Dziesięć lat temu własne lokum miało 68,7 procent rodaków, teraz ten odsetek wzrósł i wynosi 84,2 procent. Zdecydowana większość lokale kupuje za gotówkę. Takie dane podaje Eurostat.
Stawki za wynajem
Jak podaje HRE Investments średnia stawka za wynajem mieszkania z jedną sypialnią w centrum Warszawy wynosi 2607 zł, poza centrum jest to 1970 zł. W przypadku mieszkania poza centrum stanowi to 47 procent średniego wynagrodzenia w tym mieście.
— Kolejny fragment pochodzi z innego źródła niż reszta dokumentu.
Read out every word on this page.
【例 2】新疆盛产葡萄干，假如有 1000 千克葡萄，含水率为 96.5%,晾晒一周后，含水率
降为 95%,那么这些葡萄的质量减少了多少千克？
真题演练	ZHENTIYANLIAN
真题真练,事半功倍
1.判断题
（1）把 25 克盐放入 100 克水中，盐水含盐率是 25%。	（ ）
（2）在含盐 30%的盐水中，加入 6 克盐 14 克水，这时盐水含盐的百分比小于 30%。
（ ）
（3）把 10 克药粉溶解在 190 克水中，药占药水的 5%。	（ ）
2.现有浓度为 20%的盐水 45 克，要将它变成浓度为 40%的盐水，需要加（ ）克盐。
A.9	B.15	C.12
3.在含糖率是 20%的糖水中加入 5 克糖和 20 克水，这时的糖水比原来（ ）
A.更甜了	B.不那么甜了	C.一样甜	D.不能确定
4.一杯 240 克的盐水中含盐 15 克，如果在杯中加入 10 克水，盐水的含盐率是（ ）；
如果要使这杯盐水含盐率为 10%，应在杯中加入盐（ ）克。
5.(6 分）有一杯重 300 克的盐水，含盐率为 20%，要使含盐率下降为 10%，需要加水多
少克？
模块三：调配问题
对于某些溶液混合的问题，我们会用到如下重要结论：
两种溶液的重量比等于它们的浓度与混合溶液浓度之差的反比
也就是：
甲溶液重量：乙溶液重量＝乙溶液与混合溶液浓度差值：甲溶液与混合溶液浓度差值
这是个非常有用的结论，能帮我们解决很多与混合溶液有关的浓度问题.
W Europie w części miast jest taniej, ale są też takie gdzie jest dużo drożej.
Tam jest najtaniej
Tańszy najem jest kilku krajach należących dawniej do „demoludów”. W Sarajewie podobne mieszkanie w centrum można wynająć już za 1083 złote. Poza nim ceny są niższe i oscylują w okolicach 720 zł. Dla mieszkańca tego miasta jest to około 34 procent średniego wynagrodzenia. W Bukareszcie odpowiednio są to kwoty – 1737 zł i 1161 zł. Stanowi to 41 procent wynagrodzenia mieszkańca tego miasta.
W bogatych krajach drożej
Najdrożej w Europie jest w Monako. Tam za mieszkanie z jedną sypialnia trzeba zapłacić astronomiczną kwotę około 13 572 zł. Jest to ponad 70 procent średniego wynagrodzenia mieszkańców Monako. Bardzo drogo jest w Londynie prawie 9 tysięcy złotych. W dobrej sytuacji są mieszkańcy Zurychu. Pomimo tego, że wynajem kosztuje w centrum 7 261 zł a poza nim 5 435 zł, to wynajmując mieszkanie poza centrum wydamy tylko 22 procent wynagrodzenia.
Kredyt czy gotówka
W Polsce zdecydowana większość nieruchomości kupowana jest za gotówkę. Na kredyt w zeszłym roku kupiono zaledwie 12,2 procent domów i mieszkań. Dziesięć lat temu zadłużaliśmy się jeszcze bardziej ostrożnie, bo wtedy nieruchomości na kredyt stanowiły jedynie 5,7 procent.
Trwała zmiana trendu
Większość analityków uważa, że nadal będzie rosła skłonność Polaków do zaciągania kredytów hipotecznych. Przy bardzo niskich stopach procentowych raty za kredyt nadal są często niższe niż opłata za wynajem. Sytuacja może się zmienić jeśli wzrosną opłaty za najem ale na razie nic na to nie wskazuje.